Normal QTc by Age
The QT interval is significantly heart rate-dependent. A bradycardic infant will naturally have a longer QT interval than a tachycardic one. For this reason, pediatric cardiologists abandoned adult cutoffs many decades ago.
In pediatric practice, QTc >460 ms is generally considered prolonged regardless of age. Some key considerations:
- Neonates (first week): QTc up to 460 ms may be normal; values >470 ms warrant investigation.
- Infants and children: QTc >450 ms is borderline; >460 ms is prolonged.
- Adolescents: QTc >460 ms in males and >470 ms in females is prolonged (post-pubertal sex differences emerge).
Girls typically have longer QTc intervals after puberty. Any QTc >500 ms carries substantial risk for torsades de pointes and requires urgent evaluation. QTc 460–500 ms warrants monitoring, especially when combined with QTc-prolonging medications or electrolyte abnormalities.
Kids on QTc-prolonging drugs or with family histories of sudden death? Serial ECGs every few months is standard practice.
Bazett vs Fridericia
Clinically, the Bazett formula (QTc = QT ÷ √RR) is most commonly used because it is widely available and matches most reference data. However, it has known limitations: it overcorrects at high heart rates and undercorrects at low heart rates, reducing accuracy in tachycardic infants or bradycardic older children.
The Fridericia formula (QTc = QT ÷ ³√RR) performs better at heart rate extremes, and emerging evidence supports its superiority. If the Bazett-corrected QTc is borderline or the heart rate is significantly abnormal, calculating Fridericia may provide additional clarity.
Use QTc Calculator to compute both values.
Congenital Long QT Syndrome
Long QT syndrome (LQTS) is an inherited channelopathy, mutations in ion channels mess up repolarization. Potassium and sodium channel variants account for most cases.
The clinical phenotypes matter more than the genetic label:
- LQT1 (~40–45%): Most common. Exercise (especially swimming) and emotional stress trigger arrhythmias.
- LQT2 (~25–30%): Sudden auditory stimuli (alarm clocks, phone ringing) or emotional stress can precipitate events.
- LQT3 (~5–10%): Events typically occur at rest or during sleep, often bradycardia-dependent.
- LQT4–17: Rare, variable phenotypes.
A kid with QTc >460 ms, syncope, and family history of sudden death?
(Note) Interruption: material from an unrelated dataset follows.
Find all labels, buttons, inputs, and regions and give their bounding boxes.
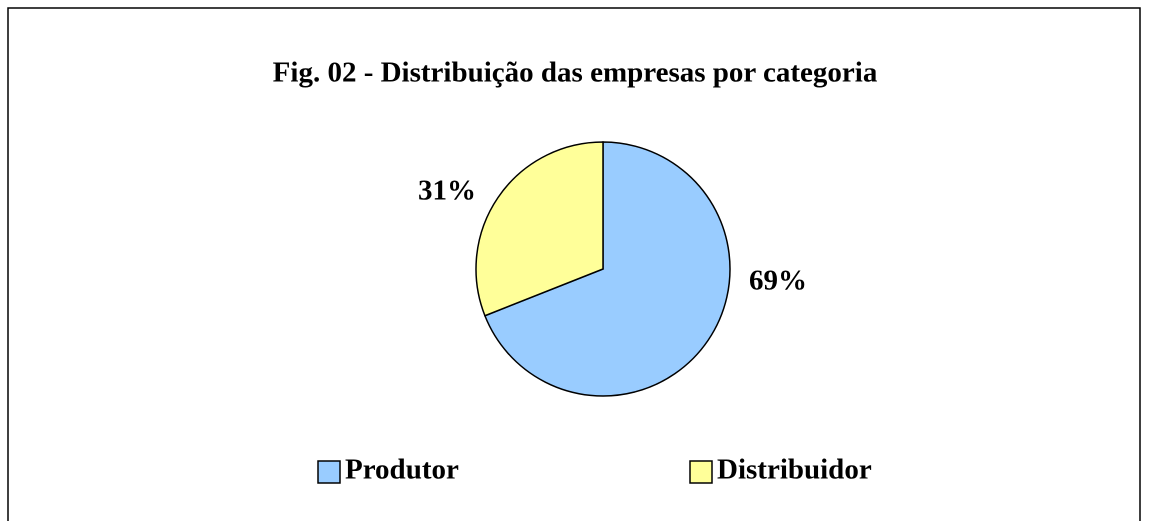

That's LQTS until proven otherwise, get them to cardiology and do genetic testing.
Beta-blockers work great for LQT1 and LQT2. LQT3 patients often need sodium channel blockers like mexiletine instead. ICDs for the high-risk ones or those who keep breaking through medical therapy.
Acquired QTc Prolongation
Acquired QTc prolongation is way more common than congenital LQTS in the clinic. And you cause it a lot, medications, electrolyte shifts, systemic illness.
The usual suspects:
- Antiarrhythmics: sotalol, amiodarone, flecainide
- Antipsychotics: haloperidol, risperidone, clozapine
- Antibiotics: macrolides (azithromycin especially), fluoroquinolones
- Antiemetics: domperidone, metoclopramide
- Antiretrovirals: protease inhibitors, integrase inhibitors
Electrolyte abnormalities are particularly important: hypokalemia, hypocalcemia, and hypomagnesemia substantially amplify drug-induced QTc risk. These factors combine to significantly increase the risk of torsades de pointes, especially in female patients, those with myocarditis, or bradycardic children.
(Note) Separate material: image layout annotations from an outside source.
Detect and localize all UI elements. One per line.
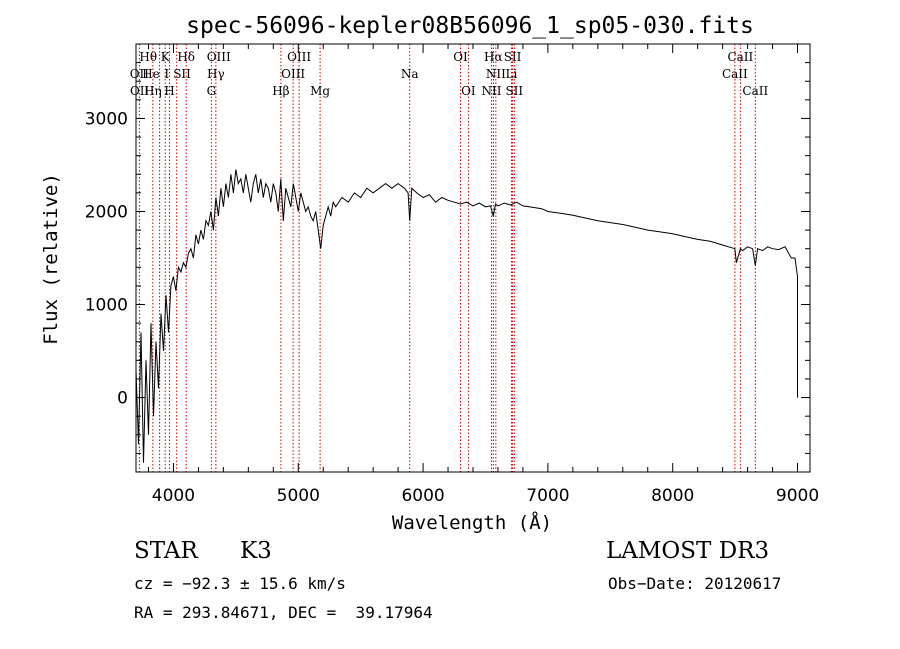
line-label-1: OII xyxy=(130,84,150,98)
line-label-17: Na xyxy=(401,67,419,81)
y-tick-label: 0 xyxy=(117,389,128,409)
x-tick-label: 5000 xyxy=(277,486,320,506)
chart-title: spec-56096-kepler08B56096_1_sp05-030.fit… xyxy=(186,13,754,39)
y-tick-label: 2000 xyxy=(85,202,128,222)
line-label-4: Hη xyxy=(144,84,162,98)
line-label-6: I xyxy=(164,67,169,81)
y-tick-label: 1000 xyxy=(85,296,128,316)
spectral-line-markers xyxy=(138,44,756,472)
line-label-28: CaII xyxy=(742,84,768,98)
x-axis: 4000 5000 6000 7000 8000 9000 xyxy=(147,44,819,506)
object-class: STAR xyxy=(134,538,198,564)
line-label-3: He xyxy=(142,67,160,81)
x-tick-label: 7000 xyxy=(526,486,569,506)
line-label-15: OIII xyxy=(281,67,305,81)
line-label-27: CaII xyxy=(722,67,748,81)
y-axis: 0 1000 2000 3000 xyxy=(85,43,810,473)
y-tick-label: 3000 xyxy=(85,109,128,129)
line-label-23: Li xyxy=(506,67,518,81)
coordinates: RA = 293.84671, DEC = 39.17964 xyxy=(134,603,433,622)
object-subclass: K3 xyxy=(240,538,272,564)
line-label-18: OI xyxy=(453,50,468,64)
line-label-9: Hδ xyxy=(177,50,195,64)
x-tick-label: 9000 xyxy=(776,486,819,506)
line-label-2: Hθ xyxy=(139,50,157,64)
plot-frame xyxy=(135,43,811,473)
line-label-10: OIII xyxy=(207,50,231,64)
spectrum-line-0 xyxy=(135,169,798,463)
obs-date: Obs−Date: 20120617 xyxy=(608,574,782,593)
line-label-14: OIII xyxy=(287,50,311,64)
x-tick-label: 4000 xyxy=(152,486,195,506)
line-label-13: Hβ xyxy=(272,84,289,98)
line-label-16: Mg xyxy=(310,84,330,98)
line-label-5: K xyxy=(161,50,171,64)
line-label-11: Hγ xyxy=(207,67,225,81)
line-label-8: SII xyxy=(173,67,191,81)
spectrum-series xyxy=(135,169,798,463)
x-tick-label: 8000 xyxy=(651,486,694,506)
line-label-26: CaII xyxy=(727,50,753,64)
redshift-readout: cz = −92.3 ± 15.6 km/s xyxy=(134,574,346,593)
line-label-25: SII xyxy=(505,84,523,98)
line-label-22: NII xyxy=(486,67,506,81)
line-label-24: NII xyxy=(481,84,501,98)
line-label-7: H xyxy=(164,84,174,98)
line-label-20: Hα xyxy=(484,50,503,64)
survey-name: LAMOST DR3 xyxy=(606,538,770,564)
line-label-0: OII xyxy=(130,67,150,81)
spectral-line-labels: OII OII Hθ He Hη KIH SII Hδ OIII Hγ G Hβ OIII OIII Mg N… xyxy=(130,50,769,98)
line-label-21: SII xyxy=(504,50,522,64)
y-axis-label: Flux (relative) xyxy=(40,173,62,345)
line-label-19: OI xyxy=(461,84,476,98)
line-label-12: G xyxy=(207,84,217,98)
x-axis-label: Wavelength (Å) xyxy=(392,511,552,534)
x-tick-label: 6000 xyxy=(401,486,444,506)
Always grab a baseline QTc before starting high-risk drugs. Then recheck at steady state. If electrolytes dip or you add another QTc drug? Another ECG makes sense.
Management Approach
When asymptomatic QTc prolongation is identified, determine whether it represents a congenital channelopathy or drug-related effect. Serial ECGs performed every 2-4 weeks assess for progression. If long QT syndrome is suspected, family screening is indicated.
Children with symptomatic presentations (syncope or significant family history of sudden death) require urgent pediatric cardiology evaluation. These patients need genetic testing, exercise stress testing, and possibly continuous cardiac monitoring. Competitive sports participation should be restricted pending full evaluation.
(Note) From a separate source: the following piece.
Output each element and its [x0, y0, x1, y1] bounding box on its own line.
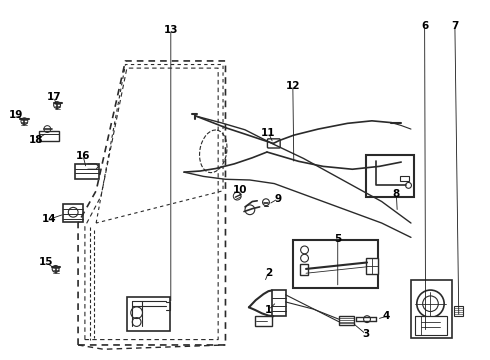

Hospitalized children requiring QTc-prolonging medications require careful management. Correct any electrolyte abnormalities; hypokalemia combined with QTc drugs significantly increases arrhythmia risk. Avoid concurrent QTc-prolonging agents when possible. Obtain a baseline ECG before initiating therapy and repeat at days 2-5. If QTc exceeds 500 ms or increases more than 60 ms from baseline, discontinue the drug unless it is essential for survival.
Use QTc Calculator to automate this instead of eyeballing intervals.
Summary
QTc prolongation management requires age-appropriate interpretation of intervals, rigorous electrolyte monitoring, and careful determination of whether the prolongation is iatrogenic (and potentially reversible) or represents an inherited channelopathy (requiring long-term management). Early recognition and appropriate intervention prevent sudden cardiac death.